O único setor onde o São Paulo poderia ter ameaçado mais era o lado direito, nas costas de Everton Ribeiro. Quando a jogada era pelo lado esquerdo, o meia ficava muito próximo para encurtar o espaço. Virada de jogo, e Clemente Rodriguez achava muit espaço para avançar. Não era raro ver Everton Ribeiro correndo em diagonal de volta a seu campo para não sobrecarregar Mayke à frente contra Osvaldo e Clemente Rodriguez.

Felizmente, o nosso jovem lateral direito fez mais uma partida estupenda na marcação. Parece que ele vem aprendendo com Ceará e tem segurando o seu ímpeto ofensivo natural para recompor com muita propriedade a linha defensiva. Osvaldo, que é uma das principais válvulas de escape da equipe paulista, foi muito bem marcado enquanto esteve jogando aberto pela esquerda. Em um determinado momento, Osvaldo passou a compor uma dupla de centroavantes ao lado de Luís Fabiano, por ordem de Paulo Autuori, e Mayke virou quase um zagueiro de área, novamente exercendo bem a função defensiva.
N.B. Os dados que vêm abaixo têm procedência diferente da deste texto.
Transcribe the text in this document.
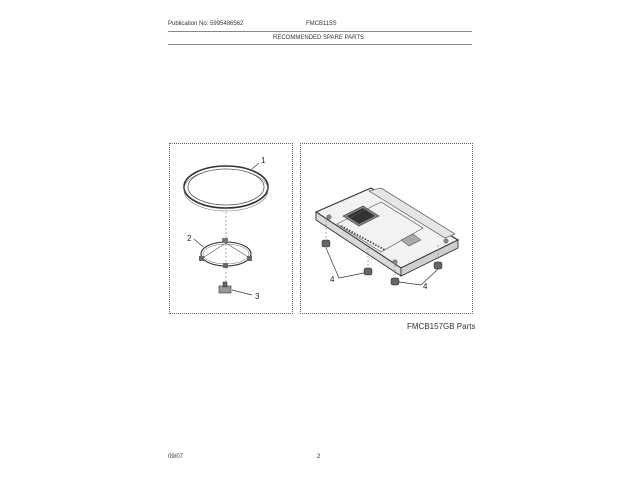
Publication No: 5995486562	FMCB115S
RECOMMENDED SPARE PARTS
1
2
3
4
4
FMCB157GB Parts
09/07	2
Portanto, com Mayke mais preso, era natural que o Cruzeiro tentasse atacar mais pelo outro lado, mas Rodrigo Caio caía por ali e cobria Jádson, que também voltava com Egídio, congestionando o setor. Ricardo Goulart aparecia para o jogo, mas cadenciava ao invés de dar velocidade — provavelmente a pedido de Marcelo Oliveira. O primeiro tempo acabou com a sensação de que, tivesse o Cruzeiro acelerado um pouco mais, teria conseguido vencer sem dificuldade a defesa tricolor.

Etapa final

Não houve trocas no intervalo, mas houve mudança na postura do São Paulo, talvez encorajada pela estratégia cruzeirense de se poupar no primeiro tempo. O time da casa acelerava o jogo quando o Cruzeiro errava, tentando pegar a defesa celeste saindo para o ataque. Conseguiu assustar duas vezes, a primeira em passe de Ganso para Jadson chutar em cima de Fábio, e a outra quando Egídio avança e erra o passe, abrindo espaço às suas costas que Jádson aproveitou, recebendo novo passe de Ganso e cruzando perigosamente para dentro da área. Bruno Rodrigo resvalou e Fábio salvou novamente.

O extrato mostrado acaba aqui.